JPMorgan emphasizes that within AI computing systems, the CPU is becoming a key growth engine following the GPU, driving memory and NAND demand from marginal growth to deep, explosive expansion. In the coming years, the demand share from AI CPUs, ASICs, and GPUs for high-bandwidth, low-latency memory will increase significantly. The physical constraints of advanced manufacturing and the complex packaging required for HBM make rapid supply expansion difficult, likely creating a sustained supply shortage from 2026 to 2028.
Against this backdrop of global supply-demand reshaping, long-term supply agreements (LTAs) and structural demand distribution are also reconfiguring price trends. The proliferation of long-term contracts not only enhances profit certainty but also provides cash flow protection for memory makers through deferred revenue and prepayment mechanisms. This decouples pricing from being solely influenced by spot markets and inventory cycles, instead tying it more closely to the long-term capital expenditures of major corporate clients, especially cloud supergiants like Microsoft and Google. This mechanism significantly mitigates cyclical volatility risks.

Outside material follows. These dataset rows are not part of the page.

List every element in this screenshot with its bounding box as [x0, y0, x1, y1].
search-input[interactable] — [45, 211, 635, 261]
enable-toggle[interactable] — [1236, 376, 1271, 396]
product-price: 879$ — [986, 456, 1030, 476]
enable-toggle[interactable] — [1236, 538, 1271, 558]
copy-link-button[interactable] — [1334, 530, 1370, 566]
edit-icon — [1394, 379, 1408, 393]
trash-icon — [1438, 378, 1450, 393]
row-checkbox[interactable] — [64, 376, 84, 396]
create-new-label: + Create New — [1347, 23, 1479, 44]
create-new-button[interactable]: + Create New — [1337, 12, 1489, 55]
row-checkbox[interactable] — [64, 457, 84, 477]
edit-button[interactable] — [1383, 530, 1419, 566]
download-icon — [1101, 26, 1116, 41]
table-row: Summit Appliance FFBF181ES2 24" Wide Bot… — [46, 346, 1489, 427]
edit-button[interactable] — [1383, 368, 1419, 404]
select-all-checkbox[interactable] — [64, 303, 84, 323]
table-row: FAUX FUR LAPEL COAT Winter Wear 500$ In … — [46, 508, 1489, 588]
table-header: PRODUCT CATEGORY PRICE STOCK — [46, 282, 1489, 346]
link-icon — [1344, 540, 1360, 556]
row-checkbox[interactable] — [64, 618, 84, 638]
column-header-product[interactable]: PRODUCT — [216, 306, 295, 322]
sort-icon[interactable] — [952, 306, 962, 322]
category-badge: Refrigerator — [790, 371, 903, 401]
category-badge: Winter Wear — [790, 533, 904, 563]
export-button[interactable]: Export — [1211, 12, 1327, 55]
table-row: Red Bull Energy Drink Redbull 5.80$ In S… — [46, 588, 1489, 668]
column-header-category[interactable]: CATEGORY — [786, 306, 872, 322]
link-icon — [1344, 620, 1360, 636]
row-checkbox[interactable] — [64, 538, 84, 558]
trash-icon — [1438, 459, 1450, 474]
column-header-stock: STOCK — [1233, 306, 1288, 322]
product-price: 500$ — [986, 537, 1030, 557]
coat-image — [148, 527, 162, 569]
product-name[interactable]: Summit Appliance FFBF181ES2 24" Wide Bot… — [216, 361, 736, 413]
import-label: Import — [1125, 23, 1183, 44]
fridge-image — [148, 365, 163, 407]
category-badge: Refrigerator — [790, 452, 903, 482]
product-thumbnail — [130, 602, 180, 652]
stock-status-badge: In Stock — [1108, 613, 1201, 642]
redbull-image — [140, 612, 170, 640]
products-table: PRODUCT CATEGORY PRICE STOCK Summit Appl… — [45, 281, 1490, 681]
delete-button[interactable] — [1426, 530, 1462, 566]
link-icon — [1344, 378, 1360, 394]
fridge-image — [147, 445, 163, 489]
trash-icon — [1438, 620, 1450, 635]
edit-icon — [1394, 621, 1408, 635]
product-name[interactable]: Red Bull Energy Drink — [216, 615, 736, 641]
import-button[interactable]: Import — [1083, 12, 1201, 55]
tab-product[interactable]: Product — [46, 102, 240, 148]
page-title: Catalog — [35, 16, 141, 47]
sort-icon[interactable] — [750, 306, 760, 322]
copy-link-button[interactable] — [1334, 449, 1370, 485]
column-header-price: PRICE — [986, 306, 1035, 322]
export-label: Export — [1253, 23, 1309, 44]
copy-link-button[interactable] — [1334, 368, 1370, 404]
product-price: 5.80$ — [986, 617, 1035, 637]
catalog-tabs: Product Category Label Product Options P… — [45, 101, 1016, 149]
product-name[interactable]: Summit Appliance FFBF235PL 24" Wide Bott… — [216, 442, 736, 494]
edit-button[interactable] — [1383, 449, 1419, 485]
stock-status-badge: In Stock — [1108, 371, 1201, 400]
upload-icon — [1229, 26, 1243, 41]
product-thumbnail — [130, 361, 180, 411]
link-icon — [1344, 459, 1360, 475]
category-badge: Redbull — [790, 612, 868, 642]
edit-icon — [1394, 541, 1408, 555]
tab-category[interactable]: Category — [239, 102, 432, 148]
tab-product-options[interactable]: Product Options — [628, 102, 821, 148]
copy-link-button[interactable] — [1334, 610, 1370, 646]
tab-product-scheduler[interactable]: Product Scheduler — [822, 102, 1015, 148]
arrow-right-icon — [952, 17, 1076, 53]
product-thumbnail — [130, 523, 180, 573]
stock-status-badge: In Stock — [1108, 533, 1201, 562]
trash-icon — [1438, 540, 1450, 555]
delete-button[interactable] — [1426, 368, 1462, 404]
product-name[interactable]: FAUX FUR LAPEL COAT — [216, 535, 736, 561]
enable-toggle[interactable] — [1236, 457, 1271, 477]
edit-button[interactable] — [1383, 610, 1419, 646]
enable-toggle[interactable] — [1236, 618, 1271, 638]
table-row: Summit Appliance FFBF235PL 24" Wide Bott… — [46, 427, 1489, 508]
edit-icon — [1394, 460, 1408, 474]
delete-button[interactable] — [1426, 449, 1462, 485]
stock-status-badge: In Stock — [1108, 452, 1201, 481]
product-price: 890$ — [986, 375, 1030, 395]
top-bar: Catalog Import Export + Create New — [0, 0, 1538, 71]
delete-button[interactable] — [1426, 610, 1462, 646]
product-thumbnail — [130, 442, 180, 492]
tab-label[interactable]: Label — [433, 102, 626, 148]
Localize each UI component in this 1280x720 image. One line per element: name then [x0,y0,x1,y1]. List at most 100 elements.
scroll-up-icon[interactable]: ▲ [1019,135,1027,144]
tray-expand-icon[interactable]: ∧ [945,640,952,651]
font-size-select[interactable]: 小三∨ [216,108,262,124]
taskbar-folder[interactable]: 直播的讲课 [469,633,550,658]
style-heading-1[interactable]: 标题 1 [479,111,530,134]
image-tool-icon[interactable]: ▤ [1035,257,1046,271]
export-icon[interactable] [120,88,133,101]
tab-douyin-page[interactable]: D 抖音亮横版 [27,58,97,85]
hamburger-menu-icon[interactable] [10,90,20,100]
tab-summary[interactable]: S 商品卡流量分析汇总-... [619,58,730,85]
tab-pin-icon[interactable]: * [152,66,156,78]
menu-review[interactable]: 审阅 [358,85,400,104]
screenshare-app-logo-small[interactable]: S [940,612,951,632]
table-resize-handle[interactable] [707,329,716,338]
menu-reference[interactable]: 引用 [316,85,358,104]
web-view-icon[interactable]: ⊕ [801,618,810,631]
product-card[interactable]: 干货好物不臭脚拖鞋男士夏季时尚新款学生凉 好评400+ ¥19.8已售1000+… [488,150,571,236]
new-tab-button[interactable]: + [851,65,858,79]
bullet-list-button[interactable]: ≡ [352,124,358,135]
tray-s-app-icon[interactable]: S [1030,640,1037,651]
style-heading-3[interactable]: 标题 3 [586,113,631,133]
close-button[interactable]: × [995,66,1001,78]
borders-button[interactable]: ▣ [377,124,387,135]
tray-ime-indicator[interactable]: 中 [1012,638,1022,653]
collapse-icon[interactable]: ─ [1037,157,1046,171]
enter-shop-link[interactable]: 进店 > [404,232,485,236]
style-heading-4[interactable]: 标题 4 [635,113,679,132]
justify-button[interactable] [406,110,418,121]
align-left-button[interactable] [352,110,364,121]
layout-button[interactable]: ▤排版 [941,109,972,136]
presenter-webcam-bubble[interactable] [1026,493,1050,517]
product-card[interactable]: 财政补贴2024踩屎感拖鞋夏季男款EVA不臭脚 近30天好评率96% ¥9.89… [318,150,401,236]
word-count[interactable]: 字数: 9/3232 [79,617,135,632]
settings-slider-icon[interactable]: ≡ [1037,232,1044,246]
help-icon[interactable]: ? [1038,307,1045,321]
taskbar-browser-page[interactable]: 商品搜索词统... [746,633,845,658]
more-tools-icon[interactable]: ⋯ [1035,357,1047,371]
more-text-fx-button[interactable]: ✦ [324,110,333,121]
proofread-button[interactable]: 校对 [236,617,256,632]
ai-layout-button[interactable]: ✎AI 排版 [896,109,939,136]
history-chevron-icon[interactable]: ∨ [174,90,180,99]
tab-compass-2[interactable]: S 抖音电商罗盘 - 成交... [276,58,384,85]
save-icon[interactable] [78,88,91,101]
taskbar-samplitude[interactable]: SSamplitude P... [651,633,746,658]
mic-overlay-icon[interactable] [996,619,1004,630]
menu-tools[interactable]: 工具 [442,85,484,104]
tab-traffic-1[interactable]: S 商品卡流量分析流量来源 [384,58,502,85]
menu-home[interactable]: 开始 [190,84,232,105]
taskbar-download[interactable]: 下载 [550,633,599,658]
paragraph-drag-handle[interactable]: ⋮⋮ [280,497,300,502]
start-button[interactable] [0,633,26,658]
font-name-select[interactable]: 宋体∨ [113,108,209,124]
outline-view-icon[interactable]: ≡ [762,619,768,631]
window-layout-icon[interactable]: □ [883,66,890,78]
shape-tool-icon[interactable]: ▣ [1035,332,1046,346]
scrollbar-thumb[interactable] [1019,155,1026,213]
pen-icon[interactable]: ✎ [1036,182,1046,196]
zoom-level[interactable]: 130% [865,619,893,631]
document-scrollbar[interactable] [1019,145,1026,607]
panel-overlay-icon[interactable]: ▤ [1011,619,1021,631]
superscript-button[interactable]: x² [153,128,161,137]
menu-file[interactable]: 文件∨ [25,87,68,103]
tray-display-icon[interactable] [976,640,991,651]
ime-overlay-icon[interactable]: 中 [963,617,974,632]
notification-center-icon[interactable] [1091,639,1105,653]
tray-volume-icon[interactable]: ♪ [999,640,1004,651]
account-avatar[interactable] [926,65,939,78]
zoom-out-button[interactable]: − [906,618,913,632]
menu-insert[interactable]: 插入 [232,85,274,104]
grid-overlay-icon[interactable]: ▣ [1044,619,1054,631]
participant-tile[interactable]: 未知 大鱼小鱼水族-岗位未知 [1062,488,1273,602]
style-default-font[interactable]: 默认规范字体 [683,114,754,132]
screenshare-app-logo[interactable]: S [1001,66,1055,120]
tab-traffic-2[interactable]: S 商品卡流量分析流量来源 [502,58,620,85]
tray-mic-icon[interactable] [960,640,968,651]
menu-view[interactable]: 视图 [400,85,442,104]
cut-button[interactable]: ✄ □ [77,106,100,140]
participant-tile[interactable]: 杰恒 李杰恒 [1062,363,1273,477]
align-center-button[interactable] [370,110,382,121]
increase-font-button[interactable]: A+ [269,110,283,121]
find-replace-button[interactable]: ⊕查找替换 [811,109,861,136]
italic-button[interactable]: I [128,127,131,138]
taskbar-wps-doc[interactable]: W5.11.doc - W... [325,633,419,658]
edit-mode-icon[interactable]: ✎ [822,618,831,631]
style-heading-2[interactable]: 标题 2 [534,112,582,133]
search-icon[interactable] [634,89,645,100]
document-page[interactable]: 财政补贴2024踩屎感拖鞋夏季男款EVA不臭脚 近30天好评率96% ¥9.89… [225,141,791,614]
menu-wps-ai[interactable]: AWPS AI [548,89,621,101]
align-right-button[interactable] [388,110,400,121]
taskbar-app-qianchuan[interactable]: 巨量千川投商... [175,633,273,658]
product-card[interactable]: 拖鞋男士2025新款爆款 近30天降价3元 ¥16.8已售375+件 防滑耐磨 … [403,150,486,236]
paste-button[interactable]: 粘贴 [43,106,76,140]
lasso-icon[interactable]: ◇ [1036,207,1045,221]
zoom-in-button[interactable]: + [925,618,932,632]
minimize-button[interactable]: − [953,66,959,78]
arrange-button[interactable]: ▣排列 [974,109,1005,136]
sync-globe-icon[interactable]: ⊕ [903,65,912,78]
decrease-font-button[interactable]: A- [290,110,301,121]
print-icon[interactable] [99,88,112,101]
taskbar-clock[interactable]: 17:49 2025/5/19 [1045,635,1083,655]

This logic is even driving a fundamental change in valuation frameworks. Goldman Sachs points out that in the environment of the AI infrastructure frenzy and the growing prevalence of LTAs, memory chip makers are moving away from the old paradigm of valuation based primarily on price-to-book (P/B) ratios towards a price-to-earnings (P/E) framework based on profitability. This shift is prompting Wall Street to significantly raise target prices for leaders like Samsung, SK Hynix, and Kioxia, with their earnings profiles transitioning from "cyclical booms and busts" to "predictable and stable cash flow generation."
As Jeremy Werner, senior vice president and general manager of Micron's Compute and Networking Business Unit, recently explained from an engineering perspective, the underlying driver of this cycle is not simply that "AI needs more compute chips." The era of AI inference dominated by agents like Claude and other AI workflows places memory/storage as a system bottleneck, not just a supporting component. AI training relies heavily on massive parallel computation, while inference—especially with long contexts, multi-turn conversations, and agentic AI workflows—requires persistent storage of KV Cache, context states, and intermediate results. When memory/storage is insufficient, models must recompute historical states, leading to decreased GPU utilization and increased token generation costs. Therefore, HBM, DDR5, LPDDR, enterprise SSDs, and even HDDs/data lakes are forming an "AI memory chain" from GPU-proximate to distant storage, determining an AI system's throughput, latency, concurrency, and per-token economics. This explains why memory and data storage stocks like Micron, Samsung, SK Hynix, and others are rallying in tandem: demand is not concentrated solely on HBM but is spilling over across the entire chain of DRAM, NAND, SSD, and HDD along the AI server architecture.